Keich Uri, Kertesz-Farkas Attila, Noble William Stafford
†School of Mathematics and Statistics F07, University of Sydney, Sydney, New South Wales 2006, Australia.
‡Department of Genome Sciences, University of Washington, Foege Building S220B, 3720 15th Avenue North East, Seattle, Washington 98195-5065, United States.
J Proteome Res. 2015 Aug 7;14(8):3148-61. doi: 10.1021/acs.jproteome.5b00081. Epub 2015 Jul 27.
Interpreting the potentially vast number of hypotheses generated by a shotgun proteomics experiment requires a valid and accurate procedure for assigning statistical confidence estimates to identified tandem mass spectra. Despite the crucial role such procedures play in most high-throughput proteomics experiments, the scientific literature has not reached a consensus about the best confidence estimation methodology. In this work, we evaluate, using theoretical and empirical analysis, four previously proposed protocols for estimating the false discovery rate (FDR) associated with a set of identified tandem mass spectra: two variants of the target-decoy competition protocol (TDC) of Elias and Gygi and two variants of the separate target-decoy search protocol of Käll et al. Our analysis reveals significant biases in the two separate target-decoy search protocols. Moreover, the one TDC protocol that provides an unbiased FDR estimate among the target PSMs does so at the cost of forfeiting a random subset of high-scoring spectrum identifications. We therefore propose the mix-max procedure to provide unbiased, accurate FDR estimates in the presence of well-calibrated scores. The method avoids biases associated with the two separate target-decoy search protocols and also avoids the propensity for target-decoy competition to discard a random subset of high-scoring target identifications.
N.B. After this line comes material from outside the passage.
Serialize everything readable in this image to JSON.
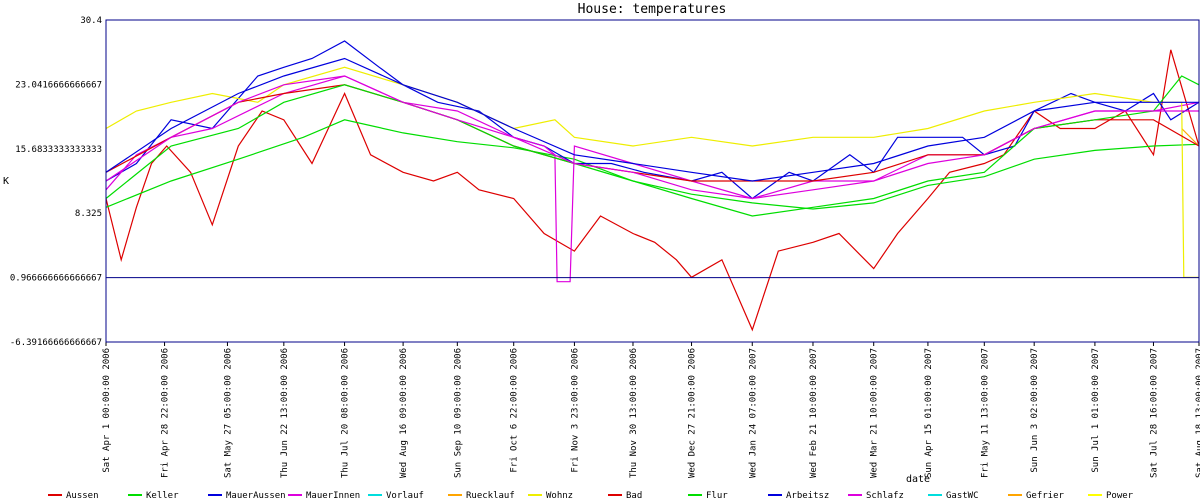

解读鸟枪法蛋白质组学实验中可能产生的大量假设,需要一个有效且准确的程序,用于为已识别的串联质谱分配统计置信度估计值。尽管此类程序在大多数高通量蛋白质组学实验中起着关键作用,但科学文献尚未就最佳置信度估计方法达成共识。在这项工作中,我们通过理论和实证分析,评估了四种先前提出的用于估计与一组已识别串联质谱相关的错误发现率(FDR)的方案:Elias和Gygi的目标-诱饵竞争方案(TDC)的两种变体,以及Käll等人的单独目标-诱饵搜索方案的两种变体。我们的分析揭示了两种单独目标-诱饵搜索方案中存在显著偏差。此外,在目标肽段谱匹配(PSM)中提供无偏FDR估计的一种TDC方案,是以放弃一部分高分谱图识别结果的随机子集为代价的。因此,我们提出了混合最大程序,以便在存在校准良好的分数时提供无偏、准确的FDR估计。该方法避免了与两种单独目标-诱饵搜索方案相关的偏差,也避免了目标-诱饵竞争丢弃一部分高分目标识别结果的随机子集的倾向。